Will Wilkinson links to a milder example of this in
a review by Claude S. Fisher in the July/August
Boston Review. First, here's how Fisher summarizes their argument regarding the bad effects of inequality:
Inequality, they explain, makes people focus on status and their relative positions on the prestige ladder. Such obsessions, in turn, create anxiety, distrust, and social isolation, which raise people’s level of physiological stress. Finally, stress, as we all now know, exacts high costs. It weakens the immune system, for example, and drives people to poor coping behavior such as overeating and lashing out at others.
This is apparently supported by lots of graphs and stats comparing countries, regardless of cultural or historical context, and, for the US, comparing states. But here's how Fisher gently mocks what looks like an inherent absurdity of this sort of envy-thy-neighbor explanation of social ills:
Instead [of the massive health-care bill], the president would make us all happier, healthier, and longer-lived, their logic suggests, if he could get the richest, say, 5 percent of Americans to leave the country.
Or, as he says later, we could just censor the media -- in a good cause! -- to prevent the conspicuous displays of wealth that apparently generate all these harmful feelings.
Natalie Evans, of the
Guardian, also has
a column on the issue, that links to a lengthy report put out by Peter Saunders, called "
Beware False Prophets" (PDF), with a much more detailed critique, including lots of graphs and stats as well. Its last section is entitled "Propaganda masquerading as science" (a familiar-enough theme these days in so-called social science generally). (To be fair, here's the authors'
rebuttal to Saunders, and here's
a rebuttal of the rebuttal. The last is interesting as coming from a "Kurdish-Swedish" perspective, on the
Super-Economy blog of Tino Sanandaji.)
And then Ed West, in the
Telegraph,
piles on, linking to a whole book devoted to shredding the
The Spirit Level -- Christopher Snowdon's
The Spirit Level Delusion, subtitled "Fact Checking the Left's New Theory of Everything". For a demonstration of how easy it is to reverse correlations by just picking a different, in fact more complete, selection of populations and variables, see the "
Graphs and sources" post on his supporting blog.
So. It certainly looks as though
The Spirit Level is just another sad entry in the list of political abuses of science. Never mind the correlation/causation distinction, it doesn't even seem to get very far establishing correlation without cherry-picking data, and of course ignoring culture and history, not to mention an enormous number of other factors like race, ethnic make-up, income, institutions, social mobility, etc., etc.

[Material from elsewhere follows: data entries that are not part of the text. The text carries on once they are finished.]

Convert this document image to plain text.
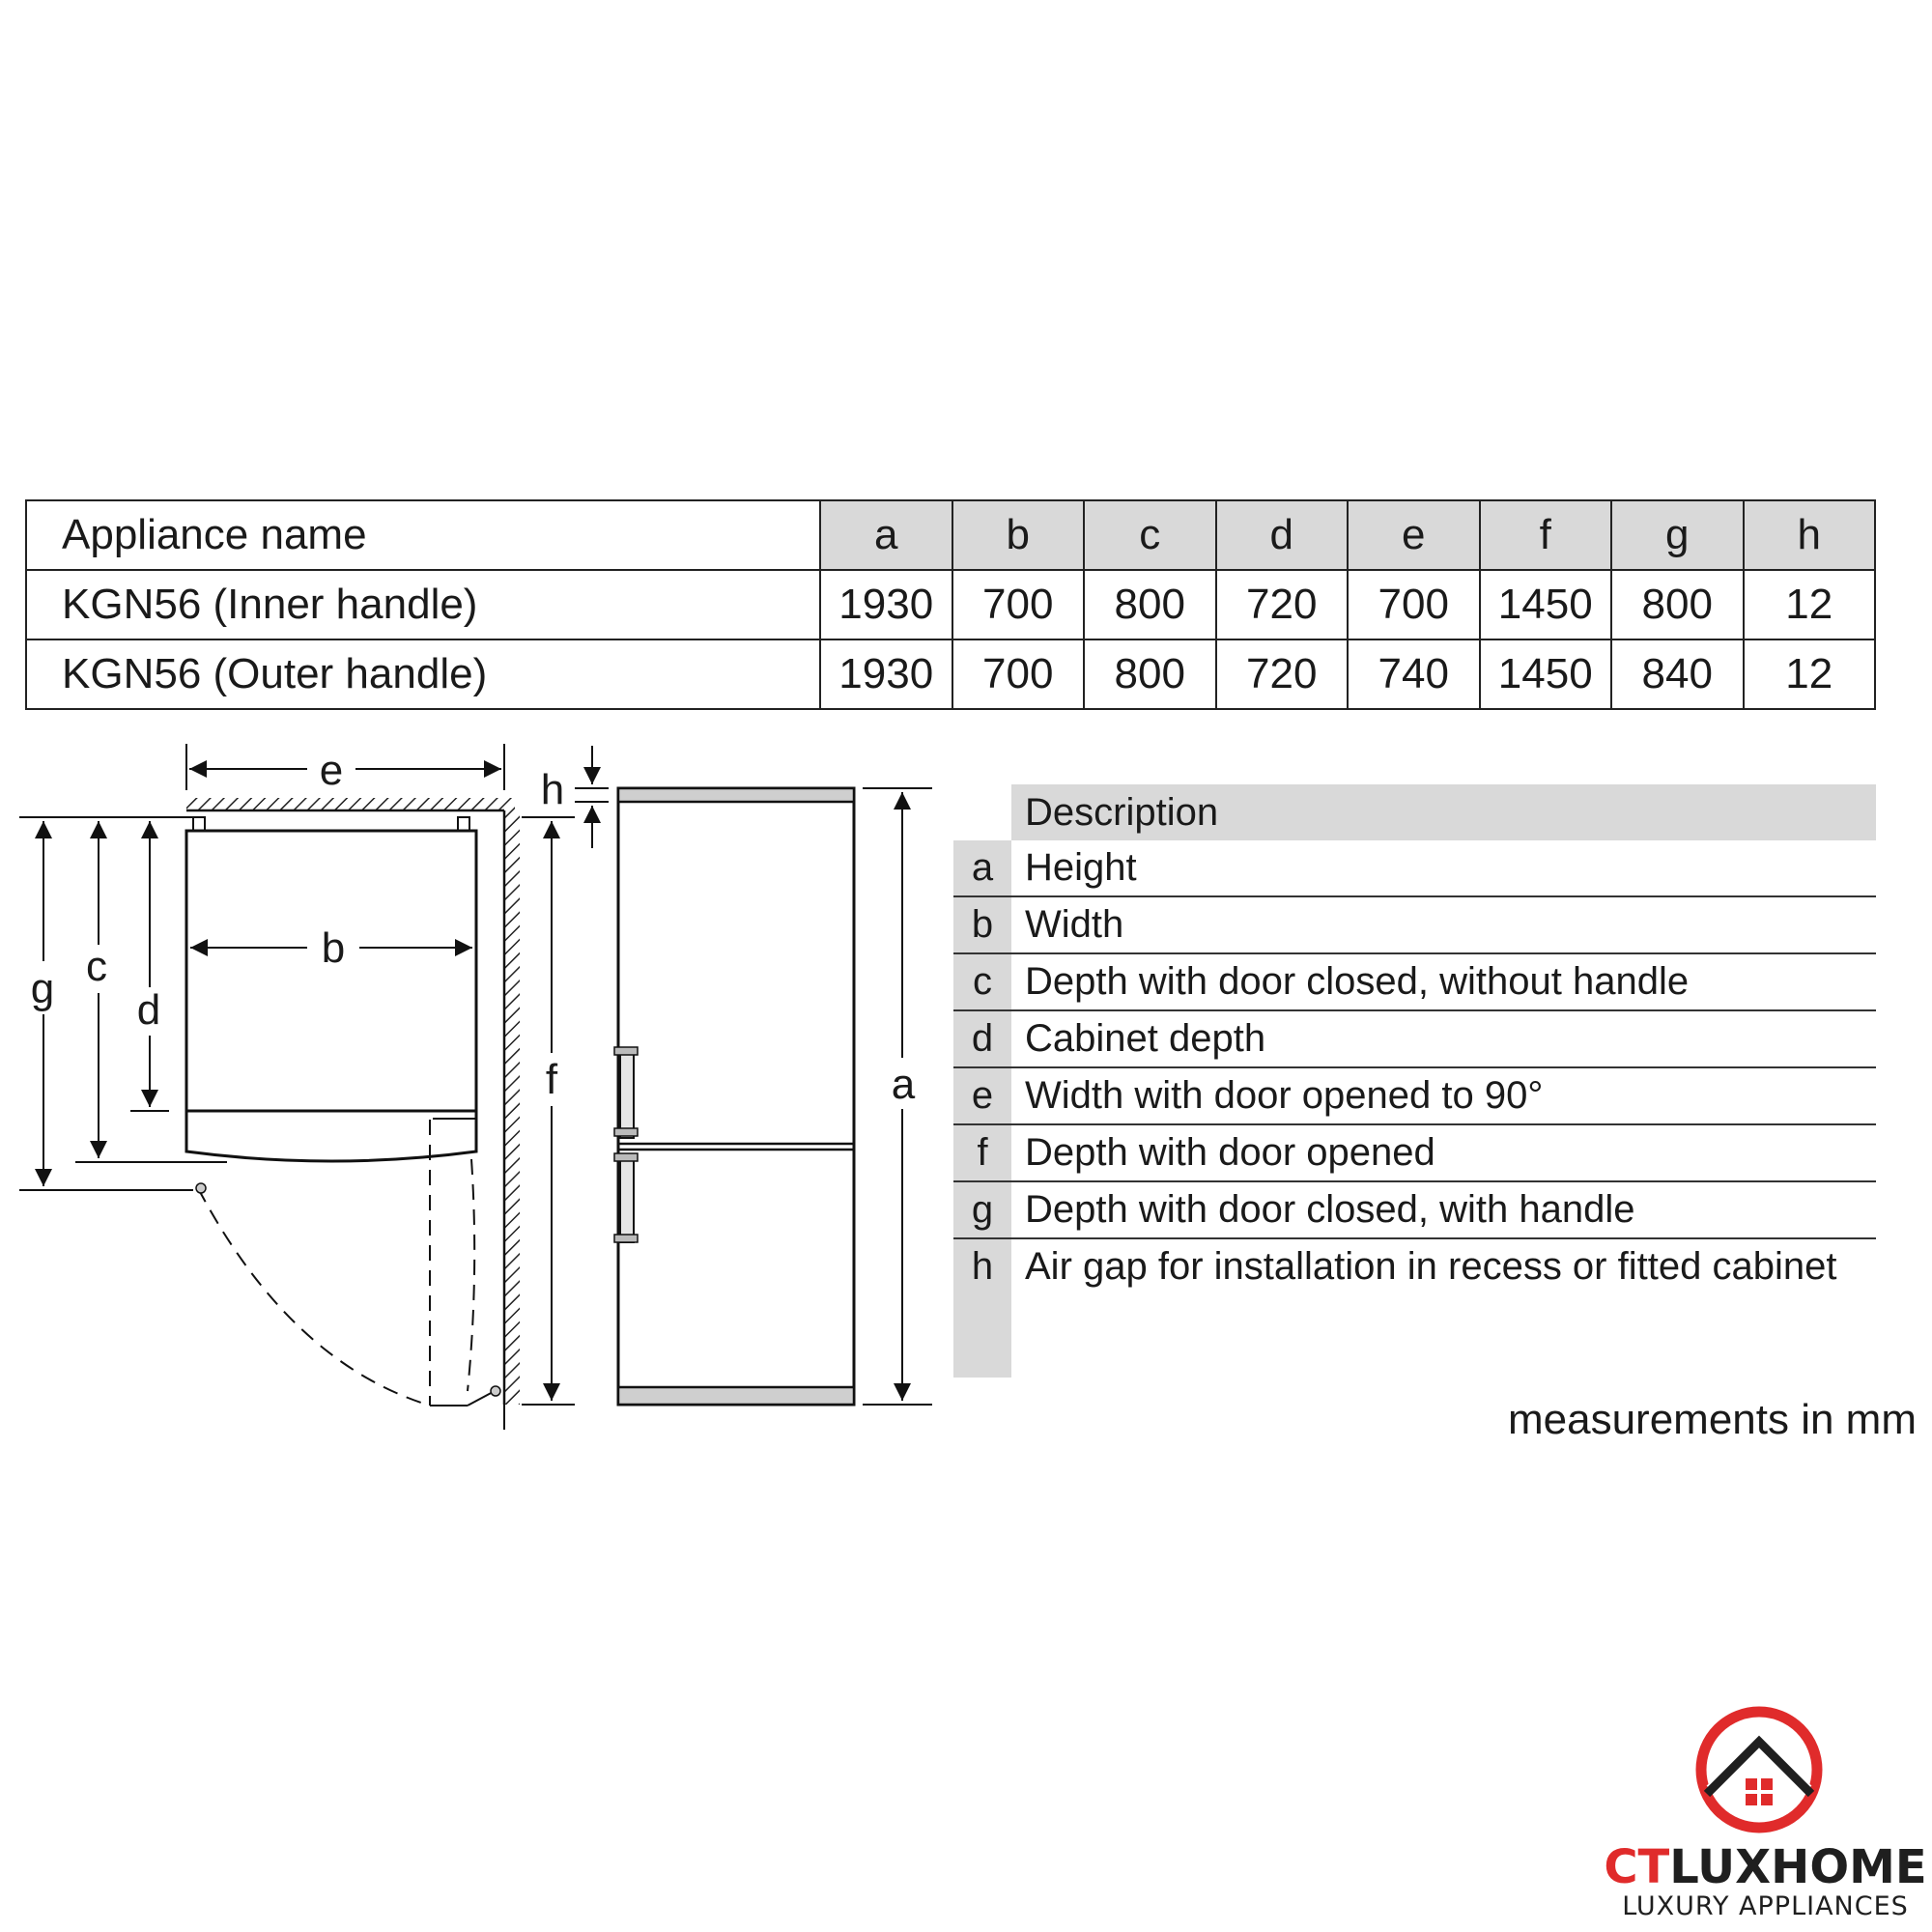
Appliance name	a	b	c	d	e	f	g	h
KGN56 (Inner handle)	1930	700	800	720	700	1450	800	12
KGN56 (Outer handle)	1930	700	800	720	740	1450	840	12
e
b
c
d
g
f
h
a
	Description
a	Height
b	Width
c	Depth with door closed, without handle
d	Cabinet depth
e	Width with door opened to 90°
f	Depth with door opened
g	Depth with door closed, with handle
h	Air gap for installation in recess or fitted cabinet

measurements in mm
CTLUXHOME
LUXURY APPLIANCES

But, before throwing it away altogether, it's worth asking: what if, despite everything, it were true? Would it make the case that the state should intervene in order to establish more equality? (Note that its case is that
more equality is always better.) What of other, more important values, aside from the ones being measured -- values like aspiration, enterprise, justice, or freedom? Since we're dealing in hypotheticals now anyway, suppose that a similar study had been made regarding freedom itself, and found that societies with less freedom had better "social outcomes" on a variety of measures than those with more. Would it follow that the state should decrease freedom in order to make us happier? Would we, should we, in such a case aim for a kind of totalitarianism, say, on the grounds that slaves generally live longer? I don't think so myself, and I can only hope that others would agree.